ReplyDeleteAnd Iraq was one of the least religiously controlled countries in the middle east, and Saddam Hussein was our favorite strongman, who could stand up against our feared Iran, and he gave all positions of power to the religious 20% minority Sunnis who opposed Iran's Shi'i government, which also happened to be the majority population in Iraq, so supporting Saddam only meant suppressing 80% of the population which always requires authoritarian methods.
So when W overthrew Saddam, we had no choice but to support majority control and the Shi'i in Iraq who after decades of repression took their frustrations out on the minority Sunni, and meanwhile the Kurds in the north had their own ideas as well and its no wonder that this new "freedom" is something they couldn't possibly be ready for, but also something that won't last if we try to lead it by U.S. force alone. And worse, if we support the government of Iraq, we're also supporting the same side as our supposed enemies in Iran, so how could this possibly turn out well for our interests whatever we did.

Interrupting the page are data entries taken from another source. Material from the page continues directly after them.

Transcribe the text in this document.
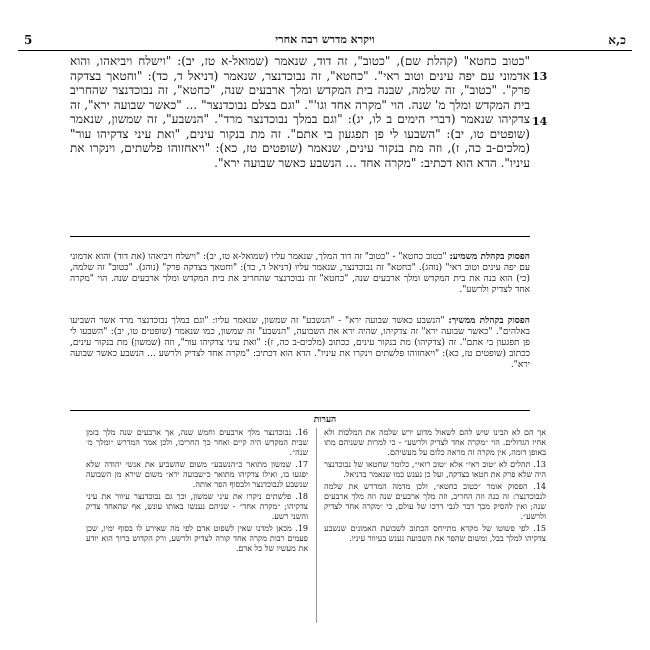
5	ויקרא מדרש רבה אחרי	כ,א

"כטוב כחטא" (קהלת שם), "כטוב", זה דוד, שנאמר (שמואל-א טז, יב): "וישלח ויביאהו, והוא אדמוני עם יפה עינים וטוב ראי". "כחטא", זה נבוכדנצר, שנאמר (דניאל ד, כד): "וחטאך בצדקה פרק". "כטוב", זה שלמה, שבנה בית המקדש ומלך ארבעים שנה, "כחטא", זה נבוכדנצר שהחריב בית המקדש ומלך מ' שנה. הוי "מקרה אחד וגו'". "וגם בצלם נבוכדנצר" ... "כאשר שבועה ירא", זה צדקיהו שנאמר (דברי הימים ב לו, יג): "וגם במלך נבוכדנצר מרד". "הנשבע", זה שמשון, שנאמר (שופטים טו, יב): "השבעו לי פן תפגעון בי אתם". זה מת בנקור עינים, "ואת עיני צדקיהו עור" (מלכים-ב כה, ז), וזה מת בנקור עינים, שנאמר (שופטים טז, כא): "ויאחזוהו פלשתים, וינקרו את עיניו". הדא הוא דכתיב: "מקרה אחד ... הנשבע כאשר שבועה ירא".

13
14
הפסוק בקהלת משמיע: "כטוב כחטא" - "כטוב" זה דוד המלך, שנאמר עליו (שמואל-א טז, יב): "וישלח ויביאהו (את דוד) והוא אדמוני עם יפה עינים וטוב ראי" (נוהג). "כחטא" זה נבוכדנצר, שנאמר עליו (דניאל ד, כד): "וחטאך בצדקה פרק" (נוהג). "כטוב" זה שלמה, (כי) הוא בנה את בית המקדש ומלך ארבעים שנה, "כחטא" זה נבוכדנצר שהחריב את בית המקדש ומלך ארבעים שנה. הוי "מקרה אחד לצדיק ולרשע".
הפסוק בקהלת ממשיך: "הנשבע כאשר שבועה ירא" - "הנשבע" זה שמשון, שנאמר עליו: "וגם במלך נבוכדנצר מרד אשר השביעו באלהים". "כאשר שבועה ירא" זה צדקיהו, שהיה ירא את השבועה, "הנשבע" זה שמשון, כמו שנאמר (שופטים טו, יב): "השבעו לי פן תפגעון בי אתם". זה (צדקיהו) מת בנקור עינים, ככתוב (מלכים-ב כה, ז): "ואת עיני צדקיהו עור", וזה (שמשון) מת בנקור עינים, ככתוב (שופטים טז, כא): "ויאחזוהו פלשתים וינקרו את עיניו". הדא הוא דכתיב: "מקרה אחד לצדיק ולרשע ... הנשבע כאשר שבועה ירא".
הערות

אך הם לא הבינו שיש להם לשאול מדוע ירש שלמה את המלכות ולא אחיו הגדולים. הוי ״מקרה אחד לצדיק ולרשע״ - כי למרות ששניהם מתו באופן דומה, אין מקרה זה מראה כלום על מעשיהם.

13. תהלים לא ״טוב ראי״ אלא ״טוב רואי״, כלומר שחטאו של נבוכדנצר היה שלא פרק את חטאו בצדקה, ועל כן נענש כמו שנאמר בדניאל.

14. הפסוק אומר ״כטוב כחטא״, ולכן מדמה המדרש את שלמה לנבוכדנצר: זה בנה וזה החריב, וזה מלך ארבעים שנה וזה מלך ארבעים שנה; ואין להסיק מכך דבר לגבי דרכו של עולם, כי ״מקרה אחד לצדיק ולרשע״.

15. לפי פשוטו של מקרא מתייחס הכתוב לשבועת האמונים שנשבע צדקיהו למלך בבל, ומשום שהפר את השבועה נענש בעיוור עיניו.

16. נבוכדנצר מלך ארבעים וחמש שנה, אך ארבעים שנה מלך בזמן שבית המקדש היה קיים ואחר כך החריבו, ולכן אמר המדרש ״ומלך מ׳ שנה״.

17. שמשון מתואר כ״הנשבע״ משום שהשביע את אנשי יהודה שלא יפגעו בו, ואילו צדקיהו מתואר כ״שבועה ירא״ משום שירא מן השבועה שנשבע לנבוכדנצר ולבסוף הפר אותה.

18. פלשתים ניקרו את עיני שמשון, וכך גם נבוכדנצר עיוור את עיני צדקיהו; ״מקרה אחד״ - שניהם נענשו באותו עונש, אף שהאחד צדיק והשני רשע.

19. מכאן למדנו שאין לשפוט אדם לפי מה שאירע לו בסוף ימיו, שכן פעמים רבות מקרה אחד קורה לצדיק ולרשע, ורק הקדוש ברוך הוא יודע את מעשיו של כל אדם.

And the rise of ISIS was in part caused by our supposed ally Saudi Arabia and their ultra-conservative Wahhabism was and is a large source of funding for ISIS. So another intractible mess unless we're willing to call out Saudi policy that rewards their religious fundamentalists to keep them quiet.
So I'm sure I'm not going to "solve" this ongoing disaster in the middle east, but I would propose that the U.S. reduce our dependence upon oil, and as long as we're importing any oil at all, we're part of the problem, we're raising oil prices that dictatorships like Saudi Arabia have power to spread their dark religions to the wider Muslim world.
I don't think ending our dependence upon oil will end our interest in the middle east, but its a good start, and it'll mean we have choice how and when to interfere. I suppose the refugee crisis shows we don't really have a choice or Europe doesn't have much of a choice, unless they take up Trump's calling as well and build big tall walls.